Une tension qui rend le pays très dépendant des bailleurs de fonds internationaux. Ainsi, seuls les 456 millions d’euros encaissés par la Tunisie le 22 août au titre du prêt que la Banque mondiale a accordé à la Tunisie en juin ont donné un peu d’air aux finances de l’État. De même, en avril, le refus du FMI de décaisser une tranche d’aide de 314,4 millions de dollars – finalement débloquée en juin – avait déjà mis le pays en difficulté.
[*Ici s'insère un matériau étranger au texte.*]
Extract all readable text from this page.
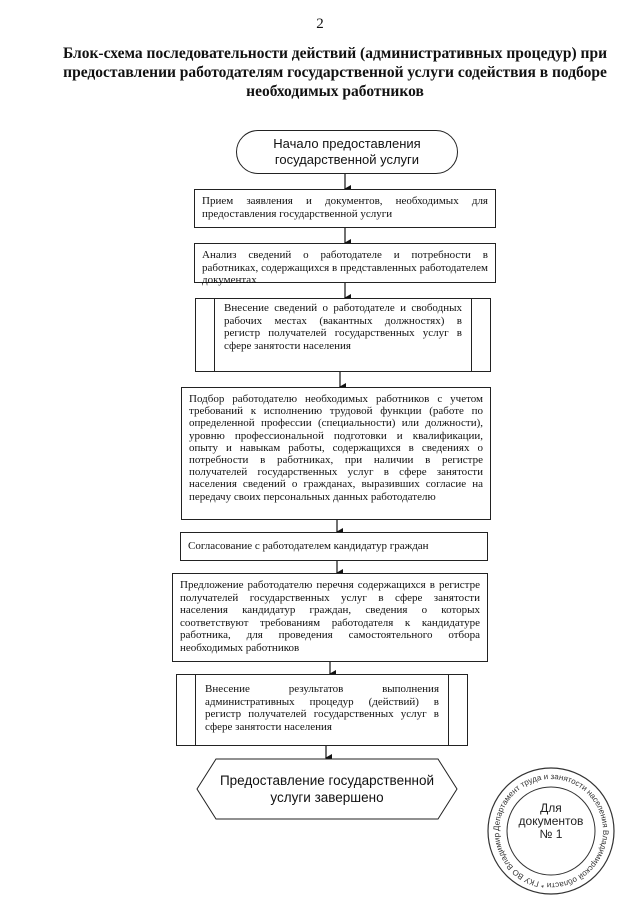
2
Блок-схема последовательности действий (административных процедур) при
предоставлении работодателям государственной услуги содействия в подборе
необходимых работников
Начало предоставления
государственной услуги
Прием заявления и документов, необходимых для предоставления государственной услуги
Анализ сведений о работодателе и потребности в работниках, содержащихся в представленных работодателем документах
Внесение сведений о работодателе и свободных рабочих местах (вакантных должностях) в регистр получателей государственных услуг в сфере занятости населения
Подбор работодателю необходимых работников с учетом требований к исполнению трудовой функции (работе по определенной профессии (специальности) или должности), уровню профессиональной подготовки и квалификации, опыту и навыкам работы, содержащихся в сведениях о потребности в работниках, при наличии в регистре получателей государственных услуг в сфере занятости населения сведений о гражданах, выразивших согласие на передачу своих персональных данных работодателю
Согласование с работодателем кандидатур граждан
Предложение работодателю перечня содержащихся в регистре получателей государственных услуг в сфере занятости населения кандидатур граждан, сведения о которых соответствуют требованиям работодателя к кандидатуре работника, для проведения самостоятельного отбора необходимых работников
Внесение результатов выполнения административных процедур (действий) в регистр получателей государственных услуг в сфере занятости населения
Предоставление государственной
услуги завершено
Департамент труда и занятости населения Владимирской области * ГКУ ВО Владимир
Для
документов
№ 1
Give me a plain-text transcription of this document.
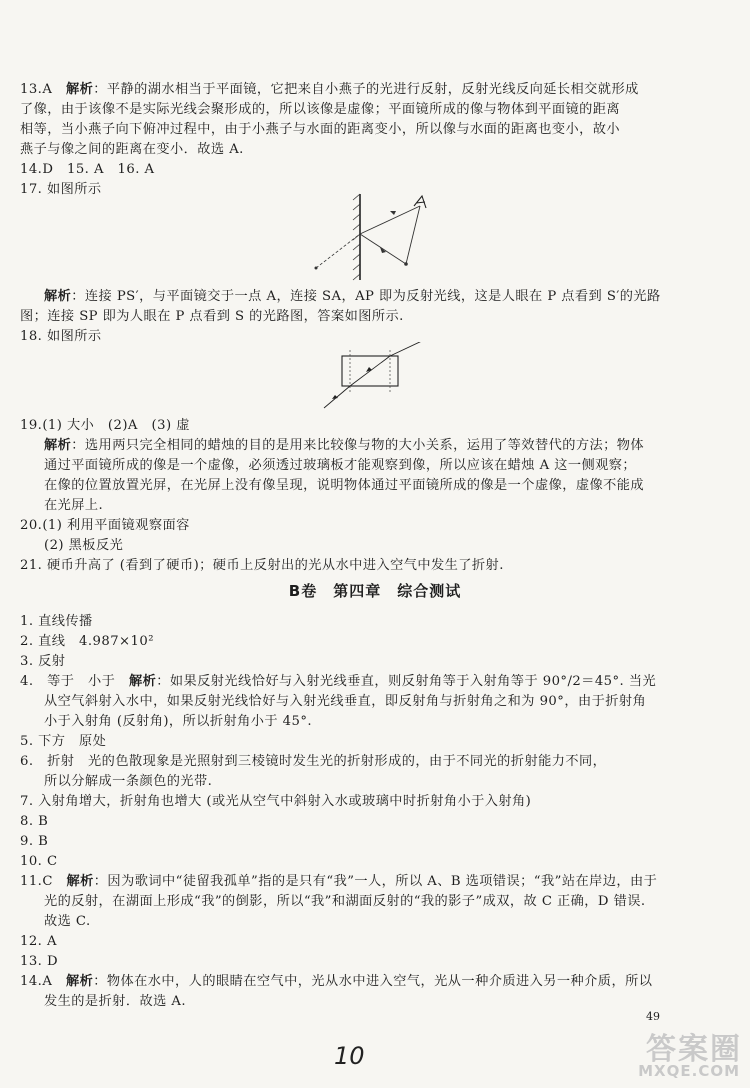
13.A　 解析：平静的湖水相当于平面镜，它把来自小燕子的光进行反射，反射光线反向延长相交就形成
了像，由于该像不是实际光线会聚形成的，所以该像是虚像；平面镜所成的像与物体到平面镜的距离
相等，当小燕子向下俯冲过程中，由于小燕子与水面的距离变小，所以像与水面的距离也变小，故小
燕子与像之间的距离在变小．故选 A.
14.D　15. A　16. A
17. 如图所示
解析：连接 PS′，与平面镜交于一点 A，连接 SA，AP 即为反射光线，这是人眼在 P 点看到 S′的光路
图；连接 SP 即为人眼在 P 点看到 S 的光路图，答案如图所示.
18. 如图所示
19.(1) 大小　(2)A　(3) 虚
解析：选用两只完全相同的蜡烛的目的是用来比较像与物的大小关系，运用了等效替代的方法；物体
通过平面镜所成的像是一个虚像，必须透过玻璃板才能观察到像，所以应该在蜡烛 A 这一侧观察；
在像的位置放置光屏，在光屏上没有像呈现，说明物体通过平面镜所成的像是一个虚像，虚像不能成
在光屏上.
20.(1) 利用平面镜观察面容
(2) 黑板反光
21. 硬币升高了 (看到了硬币)；硬币上反射出的光从水中进入空气中发生了折射.
B卷　第四章　综合测试
1. 直线传播
2. 直线　4.987×10²
3. 反射
4.　等于　小于　解析：如果反射光线恰好与入射光线垂直，则反射角等于入射角等于 90°/2＝45°. 当光
从空气斜射入水中，如果反射光线恰好与入射光线垂直，即反射角与折射角之和为 90°，由于折射角
小于入射角 (反射角)，所以折射角小于 45°.
5. 下方　原处
6.　折射　光的色散现象是光照射到三棱镜时发生光的折射形成的，由于不同光的折射能力不同，
所以分解成一条颜色的光带.
7. 入射角增大，折射角也增大 (或光从空气中斜射入水或玻璃中时折射角小于入射角)
8. B
9. B
10. C
11.C　解析：因为歌词中“徒留我孤单”指的是只有“我”一人，所以 A、B 选项错误；“我”站在岸边，由于
光的反射，在湖面上形成“我”的倒影，所以“我”和湖面反射的“我的影子”成双，故 C 正确，D 错误.
故选 C.
12. A
13. D
14.A　解析：物体在水中，人的眼睛在空气中，光从水中进入空气，光从一种介质进入另一种介质，所以
发生的是折射．故选 A.
49
10	答案圈
MXQE.COM
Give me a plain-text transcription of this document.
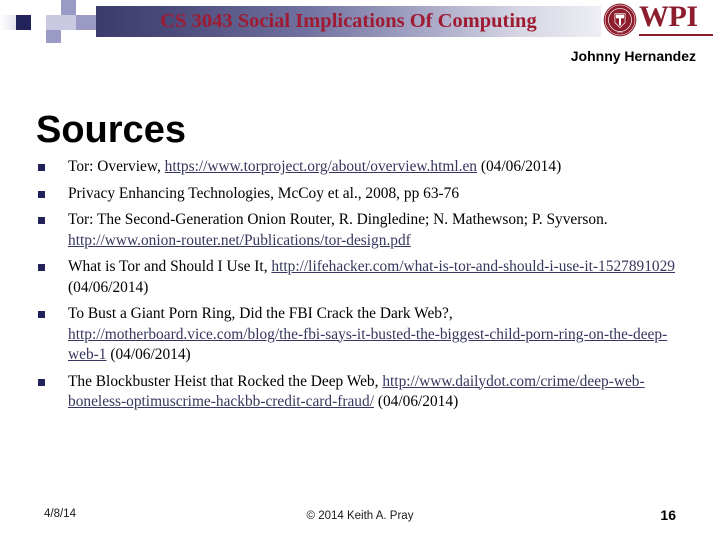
CS 3043 Social Implications Of Computing	1865 WPI
Johnny Hernandez
Sources
Tor: Overview, https://www.torproject.org/about/overview.html.en (04/06/2014)
Privacy Enhancing Technologies, McCoy et al., 2008, pp 63-76
Tor: The Second-Generation Onion Router, R. Dingledine; N. Mathewson; P. Syverson. http://www.onion-router.net/Publications/tor-design.pdf
What is Tor and Should I Use It, http://lifehacker.com/what-is-tor-and-should-i-use-it-1527891029 (04/06/2014)
To Bust a Giant Porn Ring, Did the FBI Crack the Dark Web?, http://motherboard.vice.com/blog/the-fbi-says-it-busted-the-biggest-child-porn-ring-on-the-deep-web-1 (04/06/2014)
The Blockbuster Heist that Rocked the Deep Web, http://www.dailydot.com/crime/deep-web-boneless-optimuscrime-hackbb-credit-card-fraud/ (04/06/2014)
4/8/14	© 2014 Keith A. Pray	16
L’institution financière internationale avait, au terme d’une visite dans le pays le 7 février dernier, taclé les « dérapages » de la politique budgétaire, et une « masse salariale de la fonction publique parmi les plus élevées au monde ». Le pays vit une crise de l’État. Son administration est pléthorique et malade. Les effectifs de la fonction publique ont augmenté de 13 % entre janvier 2011 et fin 2015, mais la masse salariale a crevé tous les plafonds, avec une augmentation de 47 % sur la même période.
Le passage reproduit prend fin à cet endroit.